The characters of Malamud’s novel serve to present different aspects of Dubin’s life as a husband, father, lover, and biographer and to demonstrate his struggle to live his life fully and responsibly. Dubin, the sometimes comic biographer, reflects the universal and continuous struggle one has with the self. Dubin determines to ensure that his own life is a rich and full one. Motivated by his subjects, he struggles to come to terms with his own life, the lives he writes about, and their impact on his life.
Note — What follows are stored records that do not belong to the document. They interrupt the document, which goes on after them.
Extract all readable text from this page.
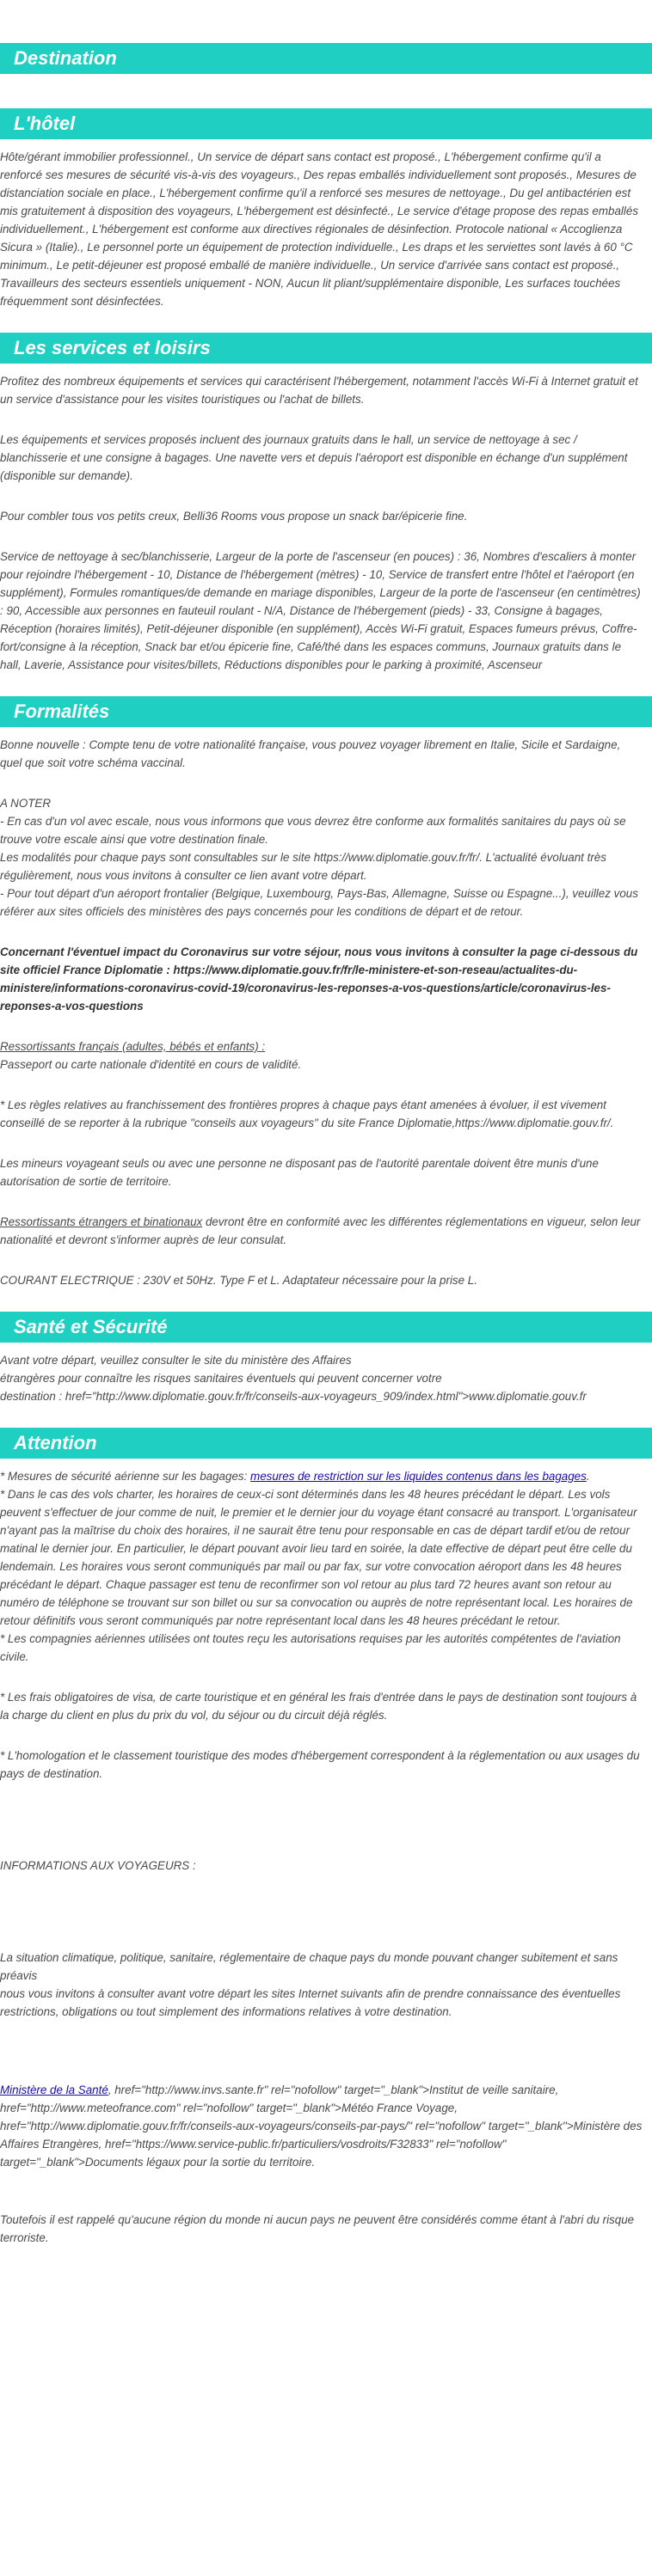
Destination
L'hôtel

Hôte/gérant immobilier professionnel., Un service de départ sans contact est proposé., L'hébergement confirme qu'il a renforcé ses mesures de sécurité vis-à-vis des voyageurs., Des repas emballés individuellement sont proposés., Mesures de distanciation sociale en place., L'hébergement confirme qu'il a renforcé ses mesures de nettoyage., Du gel antibactérien est mis gratuitement à disposition des voyageurs, L'hébergement est désinfecté., Le service d'étage propose des repas emballés individuellement., L'hébergement est conforme aux directives régionales de désinfection. Protocole national « Accoglienza Sicura » (Italie)., Le personnel porte un équipement de protection individuelle., Les draps et les serviettes sont lavés à 60 °C minimum., Le petit-déjeuner est proposé emballé de manière individuelle., Un service d'arrivée sans contact est proposé., Travailleurs des secteurs essentiels uniquement - NON, Aucun lit pliant/supplémentaire disponible, Les surfaces touchées fréquemment sont désinfectées.

Les services et loisirs

Profitez des nombreux équipements et services qui caractérisent l'hébergement, notamment l'accès Wi-Fi à Internet gratuit et un service d'assistance pour les visites touristiques ou l'achat de billets.

Les équipements et services proposés incluent des journaux gratuits dans le hall, un service de nettoyage à sec / blanchisserie et une consigne à bagages. Une navette vers et depuis l'aéroport est disponible en échange d'un supplément (disponible sur demande).

Pour combler tous vos petits creux, Belli36 Rooms vous propose un snack bar/épicerie fine.

Service de nettoyage à sec/blanchisserie, Largeur de la porte de l'ascenseur (en pouces) : 36, Nombres d'escaliers à monter pour rejoindre l'hébergement - 10, Distance de l'hébergement (mètres) - 10, Service de transfert entre l'hôtel et l'aéroport (en supplément), Formules romantiques/de demande en mariage disponibles, Largeur de la porte de l'ascenseur (en centimètres) : 90, Accessible aux personnes en fauteuil roulant - N/A, Distance de l'hébergement (pieds) - 33, Consigne à bagages, Réception (horaires limités), Petit-déjeuner disponible (en supplément), Accès Wi-Fi gratuit, Espaces fumeurs prévus, Coffre-fort/consigne à la réception, Snack bar et/ou épicerie fine, Café/thé dans les espaces communs, Journaux gratuits dans le hall, Laverie, Assistance pour visites/billets, Réductions disponibles pour le parking à proximité, Ascenseur

Formalités

Bonne nouvelle : Compte tenu de votre nationalité française, vous pouvez voyager librement en Italie, Sicile et Sardaigne, quel que soit votre schéma vaccinal.

A NOTER

- En cas d'un vol avec escale, nous vous informons que vous devrez être conforme aux formalités sanitaires du pays où se trouve votre escale ainsi que votre destination finale.

Les modalités pour chaque pays sont consultables sur le site https://www.diplomatie.gouv.fr/fr/. L'actualité évoluant très régulièrement, nous vous invitons à consulter ce lien avant votre départ.

- Pour tout départ d'un aéroport frontalier (Belgique, Luxembourg, Pays-Bas, Allemagne, Suisse ou Espagne...), veuillez vous référer aux sites officiels des ministères des pays concernés pour les conditions de départ et de retour.

Concernant l'éventuel impact du Coronavirus sur votre séjour, nous vous invitons à consulter la page ci-dessous du site officiel France Diplomatie : https://www.diplomatie.gouv.fr/fr/le-ministere-et-son-reseau/actualites-du-ministere/informations-coronavirus-covid-19/coronavirus-les-reponses-a-vos-questions/article/coronavirus-les-reponses-a-vos-questions

Ressortissants français (adultes, bébés et enfants) :

Passeport ou carte nationale d'identité en cours de validité.

* Les règles relatives au franchissement des frontières propres à chaque pays étant amenées à évoluer, il est vivement conseillé de se reporter à la rubrique "conseils aux voyageurs" du site France Diplomatie,https://www.diplomatie.gouv.fr/.

Les mineurs voyageant seuls ou avec une personne ne disposant pas de l'autorité parentale doivent être munis d'une autorisation de sortie de territoire.

Ressortissants étrangers et binationaux devront être en conformité avec les différentes réglementations en vigueur, selon leur nationalité et devront s'informer auprès de leur consulat.

COURANT ELECTRIQUE : 230V et 50Hz. Type F et L. Adaptateur nécessaire pour la prise L.

Santé et Sécurité

Avant votre départ, veuillez consulter le site du ministère des Affaires

étrangères pour connaître les risques sanitaires éventuels qui peuvent concerner votre

destination : href="http://www.diplomatie.gouv.fr/fr/conseils-aux-voyageurs_909/index.html">www.diplomatie.gouv.fr

Attention

* Mesures de sécurité aérienne sur les bagages: mesures de restriction sur les liquides contenus dans les bagages.

* Dans le cas des vols charter, les horaires de ceux-ci sont déterminés dans les 48 heures précédant le départ. Les vols peuvent s'effectuer de jour comme de nuit, le premier et le dernier jour du voyage étant consacré au transport. L'organisateur n'ayant pas la maîtrise du choix des horaires, il ne saurait être tenu pour responsable en cas de départ tardif et/ou de retour matinal le dernier jour. En particulier, le départ pouvant avoir lieu tard en soirée, la date effective de départ peut être celle du lendemain. Les horaires vous seront communiqués par mail ou par fax, sur votre convocation aéroport dans les 48 heures précédant le départ. Chaque passager est tenu de reconfirmer son vol retour au plus tard 72 heures avant son retour au numéro de téléphone se trouvant sur son billet ou sur sa convocation ou auprès de notre représentant local. Les horaires de retour définitifs vous seront communiqués par notre représentant local dans les 48 heures précédant le retour.

* Les compagnies aériennes utilisées ont toutes reçu les autorisations requises par les autorités compétentes de l'aviation civile.

* Les frais obligatoires de visa, de carte touristique et en général les frais d'entrée dans le pays de destination sont toujours à la charge du client en plus du prix du vol, du séjour ou du circuit déjà réglés.

* L'homologation et le classement touristique des modes d'hébergement correspondent à la réglementation ou aux usages du pays de destination.

INFORMATIONS AUX VOYAGEURS :

La situation climatique, politique, sanitaire, réglementaire de chaque pays du monde pouvant changer subitement et sans préavis

nous vous invitons à consulter avant votre départ les sites Internet suivants afin de prendre connaissance des éventuelles restrictions, obligations ou tout simplement des informations relatives à votre destination.

Ministère de la Santé, href="http://www.invs.sante.fr" rel="nofollow" target="_blank">Institut de veille sanitaire, href="http://www.meteofrance.com" rel="nofollow" target="_blank">Météo France Voyage, href="http://www.diplomatie.gouv.fr/fr/conseils-aux-voyageurs/conseils-par-pays/" rel="nofollow" target="_blank">Ministère des Affaires Etrangères, href="https://www.service-public.fr/particuliers/vosdroits/F32833" rel="nofollow" target="_blank">Documents légaux pour la sortie du territoire.

Toutefois il est rappelé qu'aucune région du monde ni aucun pays ne peuvent être considérés comme étant à l'abri du risque terroriste.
Fanny Bick is associated with sensuality. She is pictured with fruits: Her orange-colored car has a half-eaten peach and a half-eaten pear on the a seat, and she throws lemon-colored panties at Dubin. She embodies the principle of sexuality that Dubin wishes to integrate into his life. Later, she becomes someone he loves and to whom he is committed, one of two women between whom Dubin must choose.
Kitty, Dubin’s intelligent, caring, and patient wife, waits out his moods and his impotence, supporting him and encouraging him and yet driving him crazy. Less spontaneous than Fanny, she fears unexpected death. Kitty experienced romantic love in her first marriage and has looked for and found in marriage to Dubin a satisfying, productive relationship. She learns of his affair but waits to see what he will do.
Gerald, Dubin’s adopted son, is undergoing his own life crisis. Having deserted from the Army when his tour of duty in Vietnam came up, he lives abroad, feeling estranged from his parents and unable to make a decision about his life.
Maud, the daughter of Kitty and William, has dropped out of college after a year, having become involved with her Spanish professor, a married man her father’s age. She has become pregnant with the professor’s child. She plans to have the child and live in New York City, determining, unlike Gerald, to make choices and live with them.